Altınoluk Dergisi | 10. SAYI | 1986 Aralık
İbn Abbas radıyallahu anh’ dan rivfaayete göre Nebî -sallallahü aleyhi vesellem- Rabbı -celle ve ala-‘dan rivayet ettiği bir hadîs-i kudsî’de şöyle demiştir:
Allah Teâlâ eşyanın güzellerini, fenalarını takdir etti. Sonra güzellerin güzelliğini, fenaların da çirkinliğini açıkladı. Her kim bir güzel hayır ve ibadet yapmak diler de yapamazsa Allah Teâlâ o kimse hesabına kendi divanında tam bir hasene yazdırır. Eğer o kimse güzel bir iş yapmak ister ve yaparsa Allah o kimse hesabına kendi divanında on hasene sevabından yediyüz misline ve daha çok emsaline kadar hasene sevap yazar. Bir kimse de kötü bir iş işlemek ister de onu yapamazsa o kimseye de Allah Teâlâ, divanında tam bir hasene, sevap yazdırır. Eğer o kimse fena bir iş yapmak ister de o fenalığı da yaparsa Allah Teâlâ, onun aleyhine bir kötülük günahı yazdırır.(1)
İBN ÖMER – radıyallahu anh der ki: “İnsanlar yüz deve sürüsü gibidir ki; bu yüz deve içinde belki bir tane bile binek ve hecin devesini bulmakta muzdarib kalır.”(2)‘ Yani yüz aded deve katarı içinde hecin ve binek devesi nadir olduğu gibi insanlar içinde de evâmir-i ilahiyyeye bi-hakkın imtisal ve nevahîden ictinab ile kâmil ve müstâkim kimsenin yüzde birini bile bulmakta insan muzdarib kalır, demektir.
Abdullah b.Mes’ud (r.a.) dan şöyle dediği rivayet olunmuştur: Bir kere Rasûl-i Ekrem (s.a.s.)’e bir kimse:
– Ya Rasûlallah! cahiliyyet zamanında (müslüman olmadan önce) işlediğimiz günahlardan dolayı ceza görecek miyiz? diye sordu.
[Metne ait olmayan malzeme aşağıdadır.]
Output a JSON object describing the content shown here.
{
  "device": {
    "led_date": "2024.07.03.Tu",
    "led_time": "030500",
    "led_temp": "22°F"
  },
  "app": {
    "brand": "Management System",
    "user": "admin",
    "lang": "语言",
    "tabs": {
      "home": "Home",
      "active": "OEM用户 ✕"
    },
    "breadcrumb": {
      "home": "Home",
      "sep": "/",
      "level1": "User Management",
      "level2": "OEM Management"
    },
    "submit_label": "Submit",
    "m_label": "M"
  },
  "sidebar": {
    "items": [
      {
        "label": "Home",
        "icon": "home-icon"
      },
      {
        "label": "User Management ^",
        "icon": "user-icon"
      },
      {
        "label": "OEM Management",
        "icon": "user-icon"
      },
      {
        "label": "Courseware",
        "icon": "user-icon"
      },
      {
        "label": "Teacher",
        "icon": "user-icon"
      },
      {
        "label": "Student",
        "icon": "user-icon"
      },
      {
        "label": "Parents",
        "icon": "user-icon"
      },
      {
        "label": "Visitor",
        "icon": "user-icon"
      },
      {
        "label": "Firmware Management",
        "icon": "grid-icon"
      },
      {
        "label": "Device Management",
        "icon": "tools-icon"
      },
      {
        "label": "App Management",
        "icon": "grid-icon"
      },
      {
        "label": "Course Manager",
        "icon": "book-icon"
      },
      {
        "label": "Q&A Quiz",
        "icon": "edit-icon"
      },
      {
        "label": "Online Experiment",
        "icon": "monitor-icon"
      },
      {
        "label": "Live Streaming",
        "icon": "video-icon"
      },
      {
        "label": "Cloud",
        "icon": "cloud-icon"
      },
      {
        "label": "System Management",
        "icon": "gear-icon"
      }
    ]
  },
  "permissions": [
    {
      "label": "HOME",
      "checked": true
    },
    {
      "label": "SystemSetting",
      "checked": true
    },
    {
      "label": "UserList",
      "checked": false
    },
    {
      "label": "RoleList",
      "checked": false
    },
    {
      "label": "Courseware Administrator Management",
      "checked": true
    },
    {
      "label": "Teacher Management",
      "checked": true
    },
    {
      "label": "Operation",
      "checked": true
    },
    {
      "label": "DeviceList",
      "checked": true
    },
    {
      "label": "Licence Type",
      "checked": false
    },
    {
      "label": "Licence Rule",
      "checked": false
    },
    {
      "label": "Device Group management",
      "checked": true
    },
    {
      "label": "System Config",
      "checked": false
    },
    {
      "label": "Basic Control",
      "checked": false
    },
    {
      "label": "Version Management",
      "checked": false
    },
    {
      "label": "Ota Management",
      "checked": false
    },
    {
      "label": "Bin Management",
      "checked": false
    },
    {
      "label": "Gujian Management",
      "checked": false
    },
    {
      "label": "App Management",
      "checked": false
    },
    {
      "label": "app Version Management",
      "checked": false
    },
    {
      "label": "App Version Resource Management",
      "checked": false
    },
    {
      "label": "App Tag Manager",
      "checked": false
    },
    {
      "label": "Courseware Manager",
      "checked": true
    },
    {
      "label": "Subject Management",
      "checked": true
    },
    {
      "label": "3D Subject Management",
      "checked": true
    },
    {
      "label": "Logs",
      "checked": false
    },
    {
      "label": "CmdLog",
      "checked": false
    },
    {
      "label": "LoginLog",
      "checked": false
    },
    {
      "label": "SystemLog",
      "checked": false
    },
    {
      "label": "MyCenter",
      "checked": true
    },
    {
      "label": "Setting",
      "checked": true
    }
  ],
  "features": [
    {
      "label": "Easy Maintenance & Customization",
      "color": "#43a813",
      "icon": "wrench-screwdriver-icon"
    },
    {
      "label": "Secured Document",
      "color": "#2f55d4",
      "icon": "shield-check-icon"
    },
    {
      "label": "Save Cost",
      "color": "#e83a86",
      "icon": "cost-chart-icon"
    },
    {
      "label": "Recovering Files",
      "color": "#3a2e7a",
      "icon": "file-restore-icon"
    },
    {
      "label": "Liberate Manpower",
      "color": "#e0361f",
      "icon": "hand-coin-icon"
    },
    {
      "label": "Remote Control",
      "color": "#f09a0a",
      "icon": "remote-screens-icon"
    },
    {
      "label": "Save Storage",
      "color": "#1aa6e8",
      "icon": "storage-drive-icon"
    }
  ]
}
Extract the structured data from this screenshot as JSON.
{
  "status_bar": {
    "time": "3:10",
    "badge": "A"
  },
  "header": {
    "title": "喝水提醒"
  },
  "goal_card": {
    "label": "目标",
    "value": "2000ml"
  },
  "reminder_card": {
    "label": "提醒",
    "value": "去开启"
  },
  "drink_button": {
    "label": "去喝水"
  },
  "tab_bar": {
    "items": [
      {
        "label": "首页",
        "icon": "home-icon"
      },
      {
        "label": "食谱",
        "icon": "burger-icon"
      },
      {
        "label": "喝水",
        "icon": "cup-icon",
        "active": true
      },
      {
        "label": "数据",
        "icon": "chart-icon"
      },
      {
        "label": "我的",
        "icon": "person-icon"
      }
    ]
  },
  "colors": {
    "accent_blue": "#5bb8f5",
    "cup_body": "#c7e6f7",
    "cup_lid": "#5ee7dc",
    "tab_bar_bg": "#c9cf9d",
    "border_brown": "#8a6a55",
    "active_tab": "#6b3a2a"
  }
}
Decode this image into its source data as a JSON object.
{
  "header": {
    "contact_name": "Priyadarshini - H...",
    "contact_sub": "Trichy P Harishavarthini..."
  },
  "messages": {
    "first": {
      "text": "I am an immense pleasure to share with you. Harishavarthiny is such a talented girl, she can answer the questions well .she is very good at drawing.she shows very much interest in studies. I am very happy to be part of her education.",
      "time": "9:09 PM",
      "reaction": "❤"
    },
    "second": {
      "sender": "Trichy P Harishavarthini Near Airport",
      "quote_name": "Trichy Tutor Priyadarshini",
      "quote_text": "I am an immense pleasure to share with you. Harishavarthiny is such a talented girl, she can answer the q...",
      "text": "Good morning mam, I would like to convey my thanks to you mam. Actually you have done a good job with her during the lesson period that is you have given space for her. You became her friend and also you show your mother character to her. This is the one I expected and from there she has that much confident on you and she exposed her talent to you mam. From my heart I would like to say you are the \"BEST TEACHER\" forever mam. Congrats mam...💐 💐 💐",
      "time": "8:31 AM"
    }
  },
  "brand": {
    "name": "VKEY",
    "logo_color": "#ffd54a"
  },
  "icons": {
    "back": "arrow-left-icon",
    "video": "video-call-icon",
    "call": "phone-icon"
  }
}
Rasûlullah (s.a.s.) şöyle cevap verdi:
– Her kim müslümanlıkta güzel hareket öderse cahiliyyet hayatında işlediği günah ile muâhaze olunmaz. Fakat her kim müslümanlıkta sebat etmeyip irtidad etmek fenalığında bulunur ve küfür üzerine ölürse o, hem evvelce cahiliyyetteki ameli ile hem de sonra müslümanlıktaki küfür ve irtidadıyla muâhaze olunur. (Ebedî cehennemde kalır.)
BİR kafir müslüman olur ve müslümanlıkta sebat ederse, küfür halinde işlediği günahların hepsi afvolunur. Sebat etmez de geri küfre döner, irtidad ederse; O kimse hem evvelce küfür halinde işlediği fenalığıyla hem de müslüman olduktan sonra dönegeldiği mürtedliğiyle muahaze olunur. Fakat bundan sonra mürtedliğinden dönüp müslüman olursa; imam Ebû Hanîfe’ye göre: “inkar edenlere; vazgeçerlerse, geçmişlerinin bağışlanacağını söyle.”(3) ayet-i kerîmesi mucibince o kimse yeni baştan müslüman sayılıp, yeni baştan işlediği hayırla sevap alır. İrtidad üzerine yeni terkettiği namaz vesair ibadetlerin kazası lâzım gelmez. “Kim imanı inkar ederse, ameli boşa gitmiştir. “(4) ayeti mucibince eski ibadetleri hapt olunduğundan hacc gibi vaktiyle eda ettiği ibadeti yeniden îfa etmesi lâzım gelir.
Dipnotlar : 1. Tecrid-i Sarih Tere.: 12/215. 2. Zübdetü’l-Buharî: 1106. 3. Enfâl Sûresi: 38. 4. Maide Süresi: 5.
Hasene: İyilik Muzdarib: Sıkıntısı olan, rahatsız. İmtisal: Gerekeni yapma;, emre boyun eğme. İctinab: Sakınma, çekinme. Muâhaze: Azarlama, çıkışma. İrtidad: İslâm’dan çıkarak başka bir dine girmek. Hapt olmak: İptal etme, bozma, boşa gitme. İfa etmek: Yerine getirmek, ödeme. İfâ etmek:Yerine getirmek, ödeme.